Родится у кого дитя – тут же Клеменсом его нарекают, надеясь втайне, что Клеменс, Клеменселис, Клеменсюкас в свое время станет зачинателем нового, более крепкого рода.
Или судите сами: топает парень, набычившись, враскорячку, словно осиное гнездо в портках несет, – ну вылитый Клеменс!
Красят, бывало, женщины жимолостью шерстяную пряжу, выхватят из котла дымящийся клочок и бегут к Клеменсу – поглядеть, не отличается ли нить по цвету от масти быка…
Затянет ли подгулявший девятибедовец песню, все начинают вслушиваться, пока не определят наверняка, что это не бык, а человек так разошелся.
– Голосистый… – одобрительно говорят девушки вслед гуляке. – Как наш Клеменс!
А бедолага Должник, как говорят в народе, от соломы отстал, а к сену не пристал. И от Руты отбился, и к Дане не притулился. Жив был с Алялюмасом, как заметила Одноглазка, «святым духом да табаком». Играть староста запретил, а деготь Алялюмаса тоже был ни к чему – деревенские стали колеса уже маслом смазывать. Пришлось пробавляться иным ремеслом – вырезали оба из клена ложки, черпаки, сбивалки.
Нынче если парень из Девятибедовки собирался посвататься к девушке из другого села, то сват его уже вместо розы или пиона большую новую ложку в петлицу засовывал. Пусть, мол, видит девка и ее родители, какими ложками девятибедовцы хлебают!
Теперь девятибедовские избенки не прятались под деревьями, точно куропатки в траве. Запряг староста быка и первым выволок свой дом на самую макушку холма. Поставил, словно на горшке гладком, зато издалека видно было новые сени, светлую крышу с красной трубой и, почитай, за версту можно было пересчитать все глиняные горшки на частоколе.
Вырядился в одно воскресное утро Даунорас в белоснежную льняную рубаху, сюртук рыжего сукна в талью, серые брюки в сапоги заправил, смазал маслом волосы и такой, весь блестящий да бурый, отправился в деревню за сватом.
Куда ни бросал он взгляд, всюду хлева возвышались над избами: ведь и коровы нынче стали тучнее, и свиньи расплодились во множестве. Вон одна нахлебалась сыворотки, бока так и колышутся на ходу, – протиснувшись в дыру полусгнившего забора, плюхнулась прямо на руты и настурции в палисаднике. Видно, запах цветов ей понравился.

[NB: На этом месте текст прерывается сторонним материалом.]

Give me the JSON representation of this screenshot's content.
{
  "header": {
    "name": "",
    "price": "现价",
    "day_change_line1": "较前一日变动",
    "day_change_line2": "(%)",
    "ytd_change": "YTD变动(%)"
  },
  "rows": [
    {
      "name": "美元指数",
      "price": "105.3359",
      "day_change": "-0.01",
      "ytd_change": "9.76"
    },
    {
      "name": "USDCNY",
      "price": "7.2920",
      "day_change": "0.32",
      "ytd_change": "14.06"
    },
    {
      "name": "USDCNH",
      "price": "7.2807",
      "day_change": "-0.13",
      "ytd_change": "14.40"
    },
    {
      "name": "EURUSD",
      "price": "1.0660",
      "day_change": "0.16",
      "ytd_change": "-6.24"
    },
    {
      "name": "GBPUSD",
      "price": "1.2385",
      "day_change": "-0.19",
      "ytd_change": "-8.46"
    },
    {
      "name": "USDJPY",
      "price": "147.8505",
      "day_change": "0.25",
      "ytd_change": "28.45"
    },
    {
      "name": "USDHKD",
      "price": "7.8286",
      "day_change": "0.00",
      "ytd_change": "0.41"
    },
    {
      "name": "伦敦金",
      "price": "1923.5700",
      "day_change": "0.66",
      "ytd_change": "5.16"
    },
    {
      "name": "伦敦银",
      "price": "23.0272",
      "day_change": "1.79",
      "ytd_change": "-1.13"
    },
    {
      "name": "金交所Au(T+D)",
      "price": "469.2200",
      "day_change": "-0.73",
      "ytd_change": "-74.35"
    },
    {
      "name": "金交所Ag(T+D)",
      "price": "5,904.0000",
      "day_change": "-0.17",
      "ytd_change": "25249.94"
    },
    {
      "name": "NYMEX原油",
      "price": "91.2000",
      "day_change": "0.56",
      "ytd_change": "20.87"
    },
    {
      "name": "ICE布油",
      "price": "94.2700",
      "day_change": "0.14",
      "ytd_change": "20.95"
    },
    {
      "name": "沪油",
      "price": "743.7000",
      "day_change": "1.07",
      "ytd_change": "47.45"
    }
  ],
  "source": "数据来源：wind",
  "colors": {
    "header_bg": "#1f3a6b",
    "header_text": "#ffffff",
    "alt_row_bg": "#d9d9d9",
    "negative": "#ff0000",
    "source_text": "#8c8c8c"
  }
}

А хозяйка скорее всего корову доит или в Мяркине отправилась – масло продавать.
Собаки, которых также поприбавилось в деревне, издалека по запаху сапог почуяли, кто идет, и все-таки продолжали дремать на солнцепеке – им лень было даже приподняться и приветственно вильнуть хвостом.

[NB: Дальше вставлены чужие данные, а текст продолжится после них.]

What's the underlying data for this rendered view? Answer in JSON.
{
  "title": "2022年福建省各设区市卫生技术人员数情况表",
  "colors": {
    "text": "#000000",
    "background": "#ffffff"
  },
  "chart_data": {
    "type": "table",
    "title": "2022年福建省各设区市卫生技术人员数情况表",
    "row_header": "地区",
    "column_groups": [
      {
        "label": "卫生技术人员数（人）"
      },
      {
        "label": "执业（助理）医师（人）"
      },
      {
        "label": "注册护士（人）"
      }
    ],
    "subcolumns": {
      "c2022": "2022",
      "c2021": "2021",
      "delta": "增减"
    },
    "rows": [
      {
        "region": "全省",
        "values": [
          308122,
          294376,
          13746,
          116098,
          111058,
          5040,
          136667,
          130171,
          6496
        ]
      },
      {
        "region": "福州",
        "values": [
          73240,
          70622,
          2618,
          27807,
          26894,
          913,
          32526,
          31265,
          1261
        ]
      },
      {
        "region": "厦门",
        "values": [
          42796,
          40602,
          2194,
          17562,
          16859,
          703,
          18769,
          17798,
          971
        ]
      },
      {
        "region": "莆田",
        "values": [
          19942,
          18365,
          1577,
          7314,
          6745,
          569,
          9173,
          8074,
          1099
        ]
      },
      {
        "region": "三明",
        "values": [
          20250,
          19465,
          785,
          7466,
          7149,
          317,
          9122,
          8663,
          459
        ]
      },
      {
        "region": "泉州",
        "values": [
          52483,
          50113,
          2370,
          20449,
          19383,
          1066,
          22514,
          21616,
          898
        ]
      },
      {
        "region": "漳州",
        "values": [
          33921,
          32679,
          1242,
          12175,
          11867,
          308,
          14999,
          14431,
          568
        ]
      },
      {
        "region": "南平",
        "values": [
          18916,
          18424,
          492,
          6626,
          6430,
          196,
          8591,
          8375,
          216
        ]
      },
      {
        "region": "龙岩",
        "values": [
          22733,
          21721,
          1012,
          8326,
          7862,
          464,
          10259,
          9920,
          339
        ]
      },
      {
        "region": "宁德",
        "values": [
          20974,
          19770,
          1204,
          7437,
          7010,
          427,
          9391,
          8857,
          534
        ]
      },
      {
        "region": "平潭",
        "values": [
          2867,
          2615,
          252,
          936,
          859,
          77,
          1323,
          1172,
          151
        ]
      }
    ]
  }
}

«Вот и люди так же, – подумал Даунорас. – Нет того, чтобы поздороваться или даже поклониться при встрече… Забыли, кто им эту жизнь, словно борщ, забелил, кто первый взял быка за рога. Иначе откуда было появиться в каждом доме сбивалкам для масла, жомам для сыра? Твари неблагодарные, чего доброго, вздумают еще другого старосту избрать. Самое время простить бедняжку Дануте да сыграть свадьбу на славу».
Дочка Жямгулисов уже давно через подружек, через бабу Одноглазку намекнула старосте, что и замуж не прочь – лишь бы Даунорас захотел. Как-никак самая пригожая девка в Девятибедовке, не придерешься. А что до Должника, то он, ясное дело, голытьбой был, голытьбой и остался. В чужом горшке сидючи, чужой ложкой загребаючи, далеко не уплывешь. Шел бы лучше, пока не поздно, к своей Руте, бросился ей в ножки. Глядишь, и отдала бы мамаша ему хоть ту кузницу, а то ведь нынче в деревне без кузнеца не обойтись.